A new plan for contamination correction

The grad student and I had an intense Skype discussion with the former postdoc this morning.  We realized that there's a much easier way to estimate the total Rd contamination in the uptake samples, so we're going to do this.

Preamble:  The former postdoc isn't convinced that this will be better than what we were doing. He likes the simplicity of using the dual-genome alignments directly to calculate uptake ratios, and doesn't think that all the missing data from multiply-mapped positions is a concern.  I don't like discarding what is otherwise good data, and hope that using all the data we can will reduce the noise due to low coverage positions in our uptake ratios.  (The grad student prudently kept his opinions to himself.)

Easy contamination estimate:  We actually already have this data for the eight NP samples, and can easily get it for the eight GG samples.  Way back, the postdoc determined how many of the reads in each sample mapped to the Rd part of the concatenated Rd-NP genome, and how many mapped to the NP part (table below).  Reads from repeats and no-SNP segments were excluded.  The fraction mapping to Rd (Rd/total in the table below) is the fraction of Rd DNA contaminating the sample.  (This data is from a file named meanreads per genome.xlsx.  UP1, 2 and 3 are the replicate long-fragment uptake samples, UP4, 5, and 6 are the replicate short fragment uptake samples, and UP13 and UP15 are the corresponding long and short input samples.)

It's possible that different genome regions are contaminated to different extents (e.g. if some Rd and/or NP sequences are poor substrates for library formation or sequencing), but we'll proceed on the assumption that contamination level is fairly even across the genome, perhaps checking later**.

How to correct the uptake coverage levels for Rd contamination:  We need to only correct the parts of the genome where Rd reads are aligning.  The obvious way to identify these regions is to align reads from pure Rd DNA to the NP reference genome.  At each position the relative coverage is a measure of the extent of contamination we expect due to the Rd contamination in the uptake samples.  Nicely, this coverage measure will intrinsically include the effects of any differences in the sequence-ability of different parts of the Rd genome.

So:

1. (blue figure )  Align the reads from a pure Rd sample to the NP genome.  (I don't think an Rd control was included in the sequencing done specifically for this project, but we have sequenced pure Rd DNA in other experiments.)  The reads from Rd-unique parts of the Rd genome will be discarded as unmappable.
2. (blue figure ) Record the Rd coverage at each position.
3. (yellow figure ) For each NP uptake sample to be corrected for contamination, align its reads to the NP reference genome and record the coverage at each position.  Calculate the average coverage (or normalized coverage) across the whole genome.  
4. (yellow figure ) Use the NP uptake sample's contamination level (from the table above) to calculate the average amount of this coverage that is due to Rd contamination.  (E.g., if sample UP3 has average coverage of 350 when aligned to NP alone, then 350* 0.0884 = 30.9 of this comes from contamination.) 
5. (blue figure ) Normalize the position-specific Rd contamination levels (from point 2 above) to the Rd read coverage predicted to be due this contamination level (from point 4 above, 30.9 in the example).
6. (yellow figure ) Subtract the normalized Rd contamination from the total coverage at each genome position to get its contamination-corrected coverage.

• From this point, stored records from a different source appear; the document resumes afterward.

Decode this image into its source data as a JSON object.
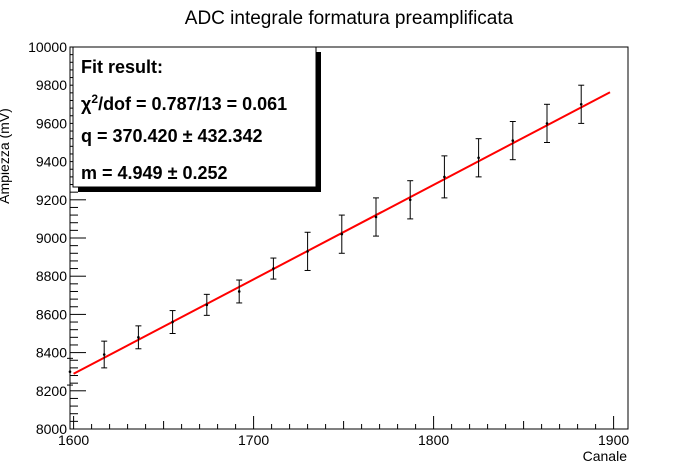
{
  "chart_data": {
    "type": "scatter",
    "title": "ADC integrale formatura preamplificata",
    "xlabel": "Canale",
    "ylabel": "Ampiezza (mV)",
    "xlim": [
      1598,
      1908
    ],
    "ylim": [
      8000,
      10000
    ],
    "x_ticks": [
      1600,
      1700,
      1800,
      1900
    ],
    "y_ticks": [
      8000,
      8200,
      8400,
      8600,
      8800,
      9000,
      9200,
      9400,
      9600,
      9800,
      10000
    ],
    "x_tick_labels": [
      "1600",
      "1700",
      "1800",
      "1900"
    ],
    "y_tick_labels": [
      "8000",
      "8200",
      "8400",
      "8600",
      "8800",
      "9000",
      "9200",
      "9400",
      "9600",
      "9800",
      "10000"
    ],
    "grid": false,
    "series": [
      {
        "type": "errorbar",
        "x": [
          1598,
          1617,
          1636,
          1655,
          1674,
          1692,
          1711,
          1730,
          1749,
          1768,
          1787,
          1806,
          1825,
          1844,
          1863,
          1882
        ],
        "y": [
          8300,
          8390,
          8480,
          8560,
          8650,
          8720,
          8840,
          8930,
          9020,
          9110,
          9200,
          9320,
          9420,
          9510,
          9600,
          9700
        ],
        "yerr": [
          70,
          70,
          60,
          60,
          55,
          60,
          55,
          100,
          100,
          100,
          100,
          110,
          100,
          100,
          100,
          100
        ],
        "color": "#000000"
      },
      {
        "type": "line",
        "x": [
          1600,
          1898
        ],
        "y": [
          8289,
          9763
        ],
        "color": "#ff0000"
      }
    ],
    "annotations": {
      "fit_title": "Fit result:",
      "chi2_prefix": "χ",
      "chi2_sup": "2",
      "chi2_suffix": "/dof = 0.787/13 = 0.061",
      "q_line": "q = 370.420 ± 432.342",
      "m_line": "m = 4.949 ± 0.252"
    }
  }
}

If the uptake coverages weren't normalized at step 3, normalize them before combining them to get the mean coverages over the three uptake samples.

Then compare the resulting uptake-ratio maps to those we previously obtained.

Now, let's see what the former postdoc and grad student think of this plan.  It might not be exactly what we discussed.

** How to check if contamination is evenly distributed across the genome:  The former postdoc has a list of ~34,000 well-behaved SNPs that distinguish Rd and NP.  After mapping an NP uptake sample onto the NP reference genome, at each position we can score the frequency of the Rd and NP alleles.  Since the background error rate is low, we can just take the fraction of Rd alleles as the contamination level at each position.  Now map these contamination levels across the NP genome.  We expect to see a fairly constant level.  At positions where Rd has no homolog to the NP sequence, there will be no data points because there will be no SNPs to score.  There will certainly be noise in these levels.  But maybe we'll see smooth variation that suggests that some parts of the NP genome have higher Rd contamination than other parts.